Бен обернулся и покраснел еще больше. Это была Беверли Марш. Ее каштановые волосы рассыпались по плечам, серо-зеленые глаза были прекрасны. Свитер, с засученными до локтя рукавами, был потерт у шеи и такой же мешковатый, как свитер Бена. Слишком мешковатый, чтобы сказать, носит ли она что-нибудь на груди, но Бену было плевать; любовь до половой зрелости приходит такими чистыми и сильными волнами, что устоять просто невозможно, и Бен даже не пытался это делать. Он просто уступил ей. Он чувствовал себя глупым, экзальтированным и таким смущенным, каким он не был никогда в жизни.., и все-таки бесспорно счастливым. Все эти эмоции смешались в какой-то клубок, в котором были и радость, и боль.

– Нет, – пролепетал он. И ухмыльнулся. Он знал, что ухмылка эта идиотская, но не мог ее спрятать.

– Ну хорошо. Занятия кончились, слава Богу.

– Желаю... – опять лепет. Ему надо было прочистить горло, и он еще пуще покраснел. – Желаю тебе хорошего лета, Беверли.

– Тебе тоже, Бен.

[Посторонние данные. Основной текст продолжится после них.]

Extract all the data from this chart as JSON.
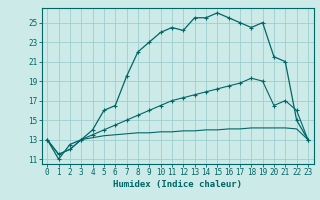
{
  "xlabel": "Humidex (Indice chaleur)",
  "bg_color": "#cceae8",
  "grid_color": "#9ecece",
  "line_color": "#006666",
  "xlim": [
    -0.5,
    23.5
  ],
  "ylim": [
    10.5,
    26.5
  ],
  "yticks": [
    11,
    13,
    15,
    17,
    19,
    21,
    23,
    25
  ],
  "xticks": [
    0,
    1,
    2,
    3,
    4,
    5,
    6,
    7,
    8,
    9,
    10,
    11,
    12,
    13,
    14,
    15,
    16,
    17,
    18,
    19,
    20,
    21,
    22,
    23
  ],
  "curve1_x": [
    0,
    1,
    2,
    3,
    4,
    5,
    6,
    7,
    8,
    9,
    10,
    11,
    12,
    13,
    14,
    15,
    16,
    17,
    18,
    19,
    20,
    21,
    22,
    23
  ],
  "curve1_y": [
    13,
    11,
    12.5,
    13,
    14,
    16,
    16.5,
    19.5,
    22,
    23,
    24,
    24.5,
    24.2,
    25.5,
    25.5,
    26,
    25.5,
    25,
    24.5,
    25,
    21.5,
    21,
    15,
    13
  ],
  "curve1_has_markers": true,
  "curve2_x": [
    0,
    1,
    2,
    3,
    4,
    5,
    6,
    7,
    8,
    9,
    10,
    11,
    12,
    13,
    14,
    15,
    16,
    17,
    18,
    19,
    20,
    21,
    22,
    23
  ],
  "curve2_y": [
    13,
    11.5,
    12,
    13,
    13.2,
    13.4,
    13.5,
    13.6,
    13.7,
    13.7,
    13.8,
    13.8,
    13.9,
    13.9,
    14.0,
    14.0,
    14.1,
    14.1,
    14.2,
    14.2,
    14.2,
    14.2,
    14.1,
    13
  ],
  "curve2_has_markers": false,
  "curve3_x": [
    0,
    1,
    2,
    3,
    4,
    5,
    6,
    7,
    8,
    9,
    10,
    11,
    12,
    13,
    14,
    15,
    16,
    17,
    18,
    19,
    20,
    21,
    22,
    23
  ],
  "curve3_y": [
    13,
    11.5,
    12,
    13,
    13.5,
    14,
    14.5,
    15,
    15.5,
    16,
    16.5,
    17,
    17.3,
    17.6,
    17.9,
    18.2,
    18.5,
    18.8,
    19.3,
    19.0,
    16.5,
    17,
    16,
    13
  ],
  "curve3_has_markers": true
}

Увидимся в будущем году.

Она быстро спустилась по ступеням, и Бен все видел глазами влюбленного: яркий рисунок ее рубашки, колыхание ее рыжеватых волос, молочный цвет лица, маленькую заживающую царапину на одной икре и (по какой-то причине это последнее вызвало новую волну чувства, которое захлестнуло его с такой силой, что он должен был снова схватиться за поручень; чувство было мощным, бессловесным, милосердно коротким; возможно, то был сексуальный предсигнал, столь же яркий и теплый, как свет лета, вне связи с его телом, где эндокринные железы все еще спали почти без сна) яркий золотой браслет на левой ноге над туфлей, мерцающий на солнце маленькими бриллиантовыми вспышками.

Какой-то непонятный звук вырвался из него. Он спустился по ступеням, как немощный старик, и стоял внизу и смотрел, пока она не повернула налево и не исчезла за высокой изгородью, отделявшей школьный двор от тротуара.

4

Он постоял там – ребята еще выходили из школы шумными группами, но затем вспомнил Генри Бауэрса и быстро свернул за угол. На детской площадке он тронул пальцами висячую цепь, чтобы она звякнула, прошел по доскам качелей. Выйдя из маленьких ворот, выходящих на Чартер-стрит, он повернул налево, ни разу не оборачиваясь назад, на каменную глыбу, где провел большую часть времени за последние девять месяцев. Он засунул свой экзаменационный лист в задний карман и начал насвистывать. На нем были кеды, но, похоже подошва их так и не дотронулась до тротуара на протяжении примерно восьми кварталов.